Some big global brands have utilised the strategy with great success, but it is an approach which is also highly suited to small business enterprises. Lets take a look at how the big boys played it!

Challenge the competition!

If you’re confident that you have a number one product, you can gain a lot of attention by challenging your competition. Take Mini, the small UK-based car manufacturer. Having already successfully grown their presence in the USA with some outside-the-box marketing techniques, they upped the ante by challenging Porsche to a race. Porsche ultimately denied, making the other car company a winner, having broadcast their invitation on social media and in the press and making a huge deal out of Porsches refusal in the same way; double whammy!

Surprise surprise!

Collaboration paid off for dental hygiene giants Colgate when they appproached a local ice-cream manufacturer with a great marketing idea. They came up with a clever reminder for kids by having sticks shaped like a toothbrush inserted into ice cream bars. As kids licked down to the end, they saw Colgate’s logo and a reminder, “Don’t Forget.” A whimsical message from Colgate and a public service effort by the ice cream maker gave both companies a PR boost.

Deliver Happiness!

An extra special Coca-Cola vending machine was transformed to deliver surprising doses of happiness to unsuspecting university students in New York. The machine dispensed unexpected goodies including flowers, pizzas and sunglasses as well as the expected Coke and Diet Coke. Meanwhile hidden cameras filmed the spontaneous reactions of the campus students. The footage was used to create a video which became a global internet sensation.

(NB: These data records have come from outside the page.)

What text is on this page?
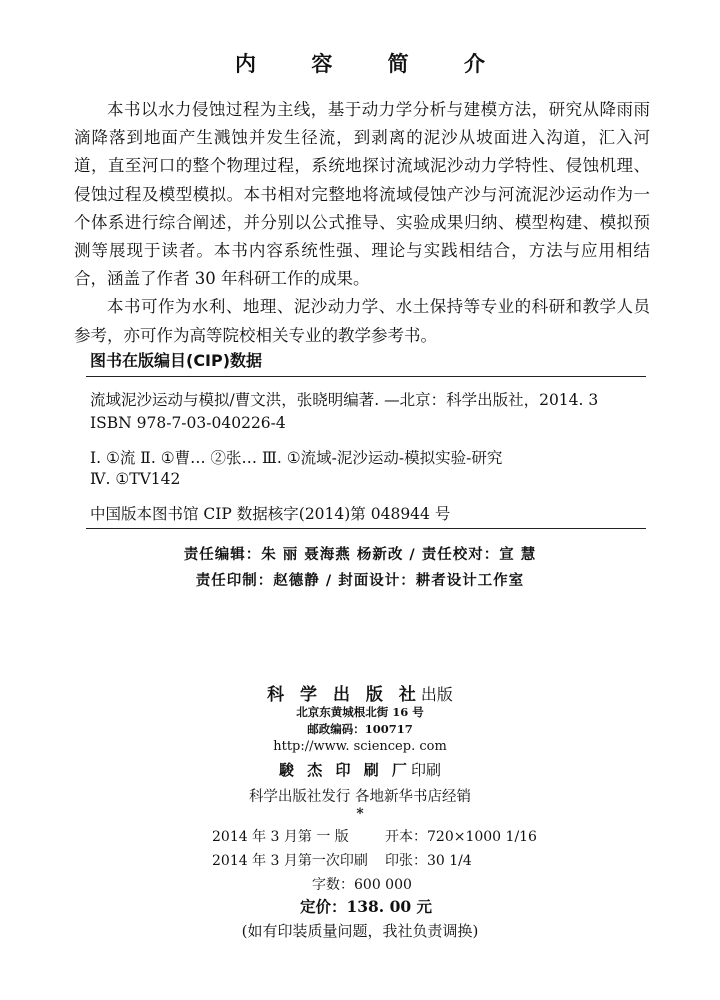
内 容 简 介

本书以水力侵蚀过程为主线，基于动力学分析与建模方法，研究从降雨雨滴降落到地面产生溅蚀并发生径流，到剥离的泥沙从坡面进入沟道，汇入河道，直至河口的整个物理过程，系统地探讨流域泥沙动力学特性、侵蚀机理、侵蚀过程及模型模拟。本书相对完整地将流域侵蚀产沙与河流泥沙运动作为一个体系进行综合阐述，并分别以公式推导、实验成果归纳、模型构建、模拟预测等展现于读者。本书内容系统性强、理论与实践相结合，方法与应用相结合，涵盖了作者 30 年科研工作的成果。

本书可作为水利、地理、泥沙动力学、水土保持等专业的科研和教学人员参考，亦可作为高等院校相关专业的教学参考书。

图书在版编目(CIP)数据
流域泥沙运动与模拟/曹文洪，张晓明编著. —北京：科学出版社，2014. 3
ISBN 978-7-03-040226-4
Ⅰ. ①流 Ⅱ. ①曹… ②张… Ⅲ. ①流域-泥沙运动-模拟实验-研究
Ⅳ. ①TV142
中国版本图书馆 CIP 数据核字(2014)第 048944 号
责任编辑：朱 丽 聂海燕 杨新改 / 责任校对：宣 慧
责任印制：赵德静 / 封面设计：耕者设计工作室
科 学 出 版 社出版
北京东黄城根北街 16 号
邮政编码：100717
http://www. sciencep. com
駿 杰 印 刷 厂印刷
科学出版社发行 各地新华书店经销
*
2014 年 3 月第 一 版	开本：720×1000 1/16
2014 年 3 月第一次印刷 印张：30 1/4
字数：600 000
定价：138. 00 元
(如有印装质量问题，我社负责调换)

Whilst these are examples of big comapnies who already have successful brands, the same approach can work well for smaller comapnies. Perhaps you can uniquely present your product, as one USA washing detergent did by sending out their product wrapped in a t-shirt. Maybe it’s simply about going the extra mile for clients by doing latte art rather than simply pouring lattes. Perhaps you can bind your presentations uniquely in materials which form a gift, or when handing a retail customer a bag, add something special like a ribbon to the handle.

However you go about it you should develop a balanced approach that includes tried and true marketing techniques, while supplementing these with the occasional attention-grabber. Create your crazy marketing plan with demographics in mind so you don’t sacrifice your audience in the process. The ultimate goal of a wild marketing scheme is similar to every other marketing ad…to draw the attention of potential customers and lead them to purchase your product or service.